THERE’S nothing quite like the last week of year 12 classes.
School halls have filled up across the south-west this week as teachers farewell another generation of students embarking on exams and new lives.
While most principals stress that muck-up is a thing of the past, giant hay bales still managed to find their way from paddocks to the schoolyard and stink bombs and fish oil still polluted the corridors and assemblies.
For rural schools the farewell is slightly harder.
“Some of our students have been here for 13 years because we’re a prep to 12 school,” Camperdown College principal Cherie Kilpatrick said.
Today teachers will take to the stage with a song written especially for the year level, but rather than poking fun at the class “it’s probably something a bit more sentimental”, Ms Kilpatrick said.
Tomorrow the year level will be bundled on to a bus with co-ordinators for a mystery trip somewhere in the region.
As for muck-up day, Ms Kilpatrick insists it’s a thing of the past.

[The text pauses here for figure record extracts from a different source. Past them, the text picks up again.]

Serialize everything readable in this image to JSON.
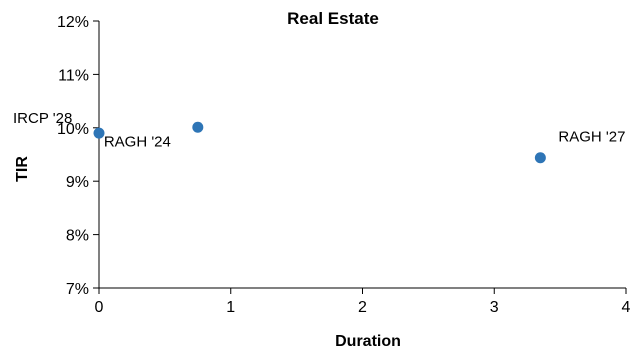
{
  "chart_data": {
    "type": "scatter",
    "title": "Real Estate",
    "xlabel": "Duration",
    "ylabel": "TIR",
    "xlim": [
      0,
      4
    ],
    "ylim": [
      0.07,
      0.12
    ],
    "x_ticks": [
      0,
      1,
      2,
      3,
      4
    ],
    "x_tick_labels": [
      "0",
      "1",
      "2",
      "3",
      "4"
    ],
    "y_ticks": [
      0.07,
      0.08,
      0.09,
      0.1,
      0.11,
      0.12
    ],
    "y_tick_labels": [
      "7%",
      "8%",
      "9%",
      "10%",
      "11%",
      "12%"
    ],
    "grid": false,
    "legend": "none",
    "marker_color": "#2e75b6",
    "series": [
      {
        "points": [
          {
            "x": 0.0,
            "y": 0.099,
            "label": "IRCP '28"
          },
          {
            "x": 0.75,
            "y": 0.1001,
            "label": "RAGH '24"
          },
          {
            "x": 3.35,
            "y": 0.0944,
            "label": "RAGH '27"
          }
        ]
      }
    ]
  }
}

“Those days are well and truly over,” she said.
“The students will do something tasteful. I’m sure they’ll behave themselves appropriately,” she said.
At Timboon P-12 School, principal Rosalie Moorfield said Friday would be a bittersweet for staff who were celebrating the last day for the 24 students.
“There’s mixed emotions, they’ve spent a lot of time with us but they’re moving on,” she said.